Book Reviews

Mistakes Were Made (But Not By Me) by Carol Tavris and Elliot Aronson

Why do so many detectives and prosecutors deny their mistakes when the people who they convicted were proven to be innocent? This book explains just that: why and how people won’t admit they’re wrong. Cognitive dissonance is the mental state in which our actions or thoughts clash with our beliefs. And that is why we self-justify. If we don’t, we feel very uncomfortable with ourselves.

Part of self-justification involves partially twisting the truths. How could somebody believe something that is obviously false? Well, for example, memory is a common way we justify our actions. Memory naturally blurs overtime so unconsciously, we only remember the things that make us think that we’re amazingly kind, smart, brave, etc. And what’s more is we really believe it!

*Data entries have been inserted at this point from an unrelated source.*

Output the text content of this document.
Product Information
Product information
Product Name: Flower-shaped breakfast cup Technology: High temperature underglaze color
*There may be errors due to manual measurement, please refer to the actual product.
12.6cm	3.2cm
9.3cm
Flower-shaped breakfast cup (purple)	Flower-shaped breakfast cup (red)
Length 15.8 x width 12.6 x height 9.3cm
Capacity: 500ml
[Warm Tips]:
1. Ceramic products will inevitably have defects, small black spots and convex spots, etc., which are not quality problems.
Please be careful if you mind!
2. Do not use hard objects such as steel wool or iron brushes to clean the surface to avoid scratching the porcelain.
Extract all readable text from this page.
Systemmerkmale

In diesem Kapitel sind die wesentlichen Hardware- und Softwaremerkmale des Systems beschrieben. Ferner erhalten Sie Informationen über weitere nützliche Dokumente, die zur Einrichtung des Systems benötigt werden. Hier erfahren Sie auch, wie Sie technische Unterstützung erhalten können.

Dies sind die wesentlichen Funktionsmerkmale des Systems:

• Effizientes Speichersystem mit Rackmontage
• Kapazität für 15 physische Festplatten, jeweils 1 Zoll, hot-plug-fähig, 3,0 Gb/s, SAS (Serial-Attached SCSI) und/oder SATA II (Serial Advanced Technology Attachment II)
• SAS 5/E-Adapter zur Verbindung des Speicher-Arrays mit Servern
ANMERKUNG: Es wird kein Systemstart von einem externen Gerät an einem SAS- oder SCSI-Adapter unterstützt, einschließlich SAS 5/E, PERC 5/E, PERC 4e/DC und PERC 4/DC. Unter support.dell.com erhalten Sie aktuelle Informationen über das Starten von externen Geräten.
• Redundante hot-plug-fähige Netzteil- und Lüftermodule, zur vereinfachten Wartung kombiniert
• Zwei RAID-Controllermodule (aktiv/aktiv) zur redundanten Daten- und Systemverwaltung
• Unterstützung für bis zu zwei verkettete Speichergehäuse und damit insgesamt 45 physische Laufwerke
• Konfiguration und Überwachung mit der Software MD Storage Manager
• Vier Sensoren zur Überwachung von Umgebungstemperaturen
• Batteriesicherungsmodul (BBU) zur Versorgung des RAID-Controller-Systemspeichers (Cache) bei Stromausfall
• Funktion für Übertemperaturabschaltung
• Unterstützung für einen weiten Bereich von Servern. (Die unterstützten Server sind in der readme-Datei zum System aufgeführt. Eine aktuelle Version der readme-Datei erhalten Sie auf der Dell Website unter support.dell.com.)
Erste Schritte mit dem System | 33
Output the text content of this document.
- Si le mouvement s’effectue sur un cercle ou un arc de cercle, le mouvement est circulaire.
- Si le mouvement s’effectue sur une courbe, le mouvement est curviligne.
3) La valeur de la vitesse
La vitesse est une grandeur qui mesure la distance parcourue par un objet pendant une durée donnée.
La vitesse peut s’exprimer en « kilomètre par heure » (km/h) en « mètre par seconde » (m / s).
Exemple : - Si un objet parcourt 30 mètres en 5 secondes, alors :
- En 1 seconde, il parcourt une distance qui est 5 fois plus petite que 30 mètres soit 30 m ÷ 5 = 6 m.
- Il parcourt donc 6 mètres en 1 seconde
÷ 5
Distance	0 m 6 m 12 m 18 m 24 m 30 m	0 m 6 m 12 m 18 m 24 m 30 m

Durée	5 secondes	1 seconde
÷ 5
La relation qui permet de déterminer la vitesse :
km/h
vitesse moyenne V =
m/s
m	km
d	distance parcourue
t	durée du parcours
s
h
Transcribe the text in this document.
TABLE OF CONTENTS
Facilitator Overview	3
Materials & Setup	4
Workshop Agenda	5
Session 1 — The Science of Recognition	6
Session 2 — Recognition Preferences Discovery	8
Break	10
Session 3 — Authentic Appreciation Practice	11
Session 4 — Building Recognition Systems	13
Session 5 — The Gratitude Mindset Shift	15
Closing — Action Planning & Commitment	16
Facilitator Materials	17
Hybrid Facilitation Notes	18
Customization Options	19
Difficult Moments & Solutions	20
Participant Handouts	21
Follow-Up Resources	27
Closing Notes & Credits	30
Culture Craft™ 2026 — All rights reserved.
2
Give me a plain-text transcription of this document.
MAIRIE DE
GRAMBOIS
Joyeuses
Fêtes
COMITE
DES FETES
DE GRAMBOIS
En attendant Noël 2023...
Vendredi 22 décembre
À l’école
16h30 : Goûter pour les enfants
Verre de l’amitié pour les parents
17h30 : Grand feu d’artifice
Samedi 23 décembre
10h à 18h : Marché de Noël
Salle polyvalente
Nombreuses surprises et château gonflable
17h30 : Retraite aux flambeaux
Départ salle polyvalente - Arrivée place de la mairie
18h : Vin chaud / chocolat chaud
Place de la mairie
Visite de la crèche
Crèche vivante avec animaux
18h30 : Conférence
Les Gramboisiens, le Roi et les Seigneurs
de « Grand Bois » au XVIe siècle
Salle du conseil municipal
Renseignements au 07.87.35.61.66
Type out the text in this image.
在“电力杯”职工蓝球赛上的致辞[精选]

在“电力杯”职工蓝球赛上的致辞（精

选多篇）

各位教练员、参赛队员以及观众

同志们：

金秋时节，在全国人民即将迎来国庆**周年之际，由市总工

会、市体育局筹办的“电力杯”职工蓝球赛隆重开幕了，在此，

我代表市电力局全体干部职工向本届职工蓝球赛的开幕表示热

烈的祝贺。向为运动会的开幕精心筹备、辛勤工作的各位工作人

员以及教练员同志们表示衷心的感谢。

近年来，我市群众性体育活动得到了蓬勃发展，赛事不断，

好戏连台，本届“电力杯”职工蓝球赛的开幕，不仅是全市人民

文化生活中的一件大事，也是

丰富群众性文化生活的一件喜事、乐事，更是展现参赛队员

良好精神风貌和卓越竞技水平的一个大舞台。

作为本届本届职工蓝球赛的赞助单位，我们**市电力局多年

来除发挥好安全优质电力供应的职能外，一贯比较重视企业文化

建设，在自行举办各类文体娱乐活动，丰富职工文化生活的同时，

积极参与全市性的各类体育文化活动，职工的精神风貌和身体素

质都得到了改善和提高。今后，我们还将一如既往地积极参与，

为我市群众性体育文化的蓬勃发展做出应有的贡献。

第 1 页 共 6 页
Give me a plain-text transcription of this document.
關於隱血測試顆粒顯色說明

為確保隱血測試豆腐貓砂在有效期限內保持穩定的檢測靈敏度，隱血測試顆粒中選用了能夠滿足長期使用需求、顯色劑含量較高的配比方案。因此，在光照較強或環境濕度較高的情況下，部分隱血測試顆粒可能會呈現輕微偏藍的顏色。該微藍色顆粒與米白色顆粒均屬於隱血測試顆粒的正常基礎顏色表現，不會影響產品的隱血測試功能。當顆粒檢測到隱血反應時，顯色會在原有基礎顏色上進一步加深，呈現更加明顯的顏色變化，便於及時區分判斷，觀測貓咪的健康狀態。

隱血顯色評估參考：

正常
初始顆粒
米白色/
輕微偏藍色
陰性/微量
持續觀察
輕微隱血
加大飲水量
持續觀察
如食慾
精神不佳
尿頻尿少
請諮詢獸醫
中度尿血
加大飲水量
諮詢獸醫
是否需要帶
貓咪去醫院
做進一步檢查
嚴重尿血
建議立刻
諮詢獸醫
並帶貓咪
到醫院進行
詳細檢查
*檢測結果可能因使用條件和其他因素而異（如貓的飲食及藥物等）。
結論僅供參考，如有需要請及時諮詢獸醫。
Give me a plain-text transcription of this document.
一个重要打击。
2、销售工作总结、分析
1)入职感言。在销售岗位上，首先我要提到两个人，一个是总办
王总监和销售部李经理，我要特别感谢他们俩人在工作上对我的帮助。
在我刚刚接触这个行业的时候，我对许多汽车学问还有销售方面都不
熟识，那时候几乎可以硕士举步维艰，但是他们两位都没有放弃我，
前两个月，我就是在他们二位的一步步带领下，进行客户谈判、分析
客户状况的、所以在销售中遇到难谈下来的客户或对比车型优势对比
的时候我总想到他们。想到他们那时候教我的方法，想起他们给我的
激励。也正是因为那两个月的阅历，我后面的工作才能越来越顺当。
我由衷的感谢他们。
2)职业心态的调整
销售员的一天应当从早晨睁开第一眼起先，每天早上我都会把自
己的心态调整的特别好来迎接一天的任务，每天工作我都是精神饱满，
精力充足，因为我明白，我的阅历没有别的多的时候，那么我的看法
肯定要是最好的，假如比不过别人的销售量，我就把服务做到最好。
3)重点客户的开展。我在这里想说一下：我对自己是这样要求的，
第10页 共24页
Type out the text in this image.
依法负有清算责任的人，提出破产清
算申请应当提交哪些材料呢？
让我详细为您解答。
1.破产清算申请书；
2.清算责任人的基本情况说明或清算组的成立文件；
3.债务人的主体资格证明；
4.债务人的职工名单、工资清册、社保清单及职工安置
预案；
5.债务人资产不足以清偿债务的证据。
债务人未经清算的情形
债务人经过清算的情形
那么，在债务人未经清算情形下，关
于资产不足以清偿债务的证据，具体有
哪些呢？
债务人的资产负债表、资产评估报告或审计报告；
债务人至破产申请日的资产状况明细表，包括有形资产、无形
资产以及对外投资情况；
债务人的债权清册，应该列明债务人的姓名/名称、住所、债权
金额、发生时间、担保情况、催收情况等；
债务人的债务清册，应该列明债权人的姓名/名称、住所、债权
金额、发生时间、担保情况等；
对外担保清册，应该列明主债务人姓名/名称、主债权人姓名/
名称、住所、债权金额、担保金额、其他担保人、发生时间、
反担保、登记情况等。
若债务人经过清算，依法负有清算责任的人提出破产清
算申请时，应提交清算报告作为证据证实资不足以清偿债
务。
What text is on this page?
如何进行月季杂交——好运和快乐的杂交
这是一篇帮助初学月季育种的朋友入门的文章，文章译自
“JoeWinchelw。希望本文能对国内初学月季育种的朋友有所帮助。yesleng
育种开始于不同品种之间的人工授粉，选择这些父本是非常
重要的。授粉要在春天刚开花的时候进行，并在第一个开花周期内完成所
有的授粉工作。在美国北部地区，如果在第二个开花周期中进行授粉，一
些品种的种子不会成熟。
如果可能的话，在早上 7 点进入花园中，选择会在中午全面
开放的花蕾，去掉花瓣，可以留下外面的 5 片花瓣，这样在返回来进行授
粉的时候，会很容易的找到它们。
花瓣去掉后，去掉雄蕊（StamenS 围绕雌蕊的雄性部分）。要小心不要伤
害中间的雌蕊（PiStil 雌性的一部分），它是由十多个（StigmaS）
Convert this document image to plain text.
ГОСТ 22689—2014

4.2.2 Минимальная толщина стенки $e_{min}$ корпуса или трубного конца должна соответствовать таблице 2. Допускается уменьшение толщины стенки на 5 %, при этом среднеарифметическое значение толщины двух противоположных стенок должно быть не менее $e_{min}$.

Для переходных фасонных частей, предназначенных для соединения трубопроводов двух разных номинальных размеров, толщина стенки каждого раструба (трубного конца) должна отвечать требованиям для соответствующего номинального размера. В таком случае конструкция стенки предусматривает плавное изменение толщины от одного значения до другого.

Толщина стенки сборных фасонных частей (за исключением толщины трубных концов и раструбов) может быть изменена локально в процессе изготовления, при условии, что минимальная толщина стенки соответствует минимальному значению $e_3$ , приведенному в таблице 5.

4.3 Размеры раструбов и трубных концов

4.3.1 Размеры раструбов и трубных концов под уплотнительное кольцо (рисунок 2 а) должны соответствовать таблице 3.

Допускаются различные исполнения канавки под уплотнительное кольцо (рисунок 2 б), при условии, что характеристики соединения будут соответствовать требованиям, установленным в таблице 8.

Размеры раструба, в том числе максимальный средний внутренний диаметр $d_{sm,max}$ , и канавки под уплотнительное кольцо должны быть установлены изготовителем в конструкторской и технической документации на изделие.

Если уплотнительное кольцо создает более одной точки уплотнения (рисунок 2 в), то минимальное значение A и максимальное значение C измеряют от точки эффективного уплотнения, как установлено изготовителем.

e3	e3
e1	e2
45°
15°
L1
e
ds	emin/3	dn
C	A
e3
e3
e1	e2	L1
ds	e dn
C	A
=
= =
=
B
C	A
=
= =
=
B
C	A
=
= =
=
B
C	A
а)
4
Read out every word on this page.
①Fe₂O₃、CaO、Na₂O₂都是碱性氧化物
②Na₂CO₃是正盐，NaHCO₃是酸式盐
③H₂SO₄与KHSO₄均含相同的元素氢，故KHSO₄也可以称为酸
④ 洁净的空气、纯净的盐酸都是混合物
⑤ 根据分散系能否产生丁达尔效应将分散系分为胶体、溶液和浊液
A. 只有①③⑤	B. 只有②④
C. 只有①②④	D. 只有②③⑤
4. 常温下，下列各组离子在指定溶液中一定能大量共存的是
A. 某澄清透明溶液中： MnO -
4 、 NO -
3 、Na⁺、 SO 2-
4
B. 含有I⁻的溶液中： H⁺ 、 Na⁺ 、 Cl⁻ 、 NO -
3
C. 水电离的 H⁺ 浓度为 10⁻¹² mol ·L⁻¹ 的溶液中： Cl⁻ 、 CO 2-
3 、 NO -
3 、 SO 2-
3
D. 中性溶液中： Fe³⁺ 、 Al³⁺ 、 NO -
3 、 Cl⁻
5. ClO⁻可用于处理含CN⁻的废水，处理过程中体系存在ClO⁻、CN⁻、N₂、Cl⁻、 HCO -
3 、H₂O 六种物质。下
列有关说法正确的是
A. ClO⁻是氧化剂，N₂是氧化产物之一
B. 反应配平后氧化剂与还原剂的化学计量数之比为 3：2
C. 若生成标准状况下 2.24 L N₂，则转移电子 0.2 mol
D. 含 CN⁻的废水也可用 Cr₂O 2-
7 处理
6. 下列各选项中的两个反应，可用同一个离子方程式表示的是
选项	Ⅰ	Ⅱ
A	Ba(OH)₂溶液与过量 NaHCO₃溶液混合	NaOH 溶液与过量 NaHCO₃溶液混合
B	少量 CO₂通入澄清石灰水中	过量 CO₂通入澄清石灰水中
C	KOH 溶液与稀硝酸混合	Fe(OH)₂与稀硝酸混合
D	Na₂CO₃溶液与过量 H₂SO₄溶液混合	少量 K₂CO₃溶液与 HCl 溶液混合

One of the countless examples given in the book illustrates vividly another of the ways in which we avoid cognitive dissonance: only socializing with people who think as we do. Sleep paralysis means you abruptly wake up during a REM period of sleep and your mind is awake but your body can’t move. Some people who experience sleep paralysis believe they were abducted by aliens and were even forced to take part in experiments! When they publicized these claims most people didn’t believe them, so they took shelter with people who also experienced these ‘abductions’ and only listened to their side of the story. The result of that was they felt comfortable with their beliefs and always thought they were right.

The book was full of examples and experiments that kept me turning the pages. Everyone should read this book, especially people who believe that they are always right. In this way, they will be more open to different opinions.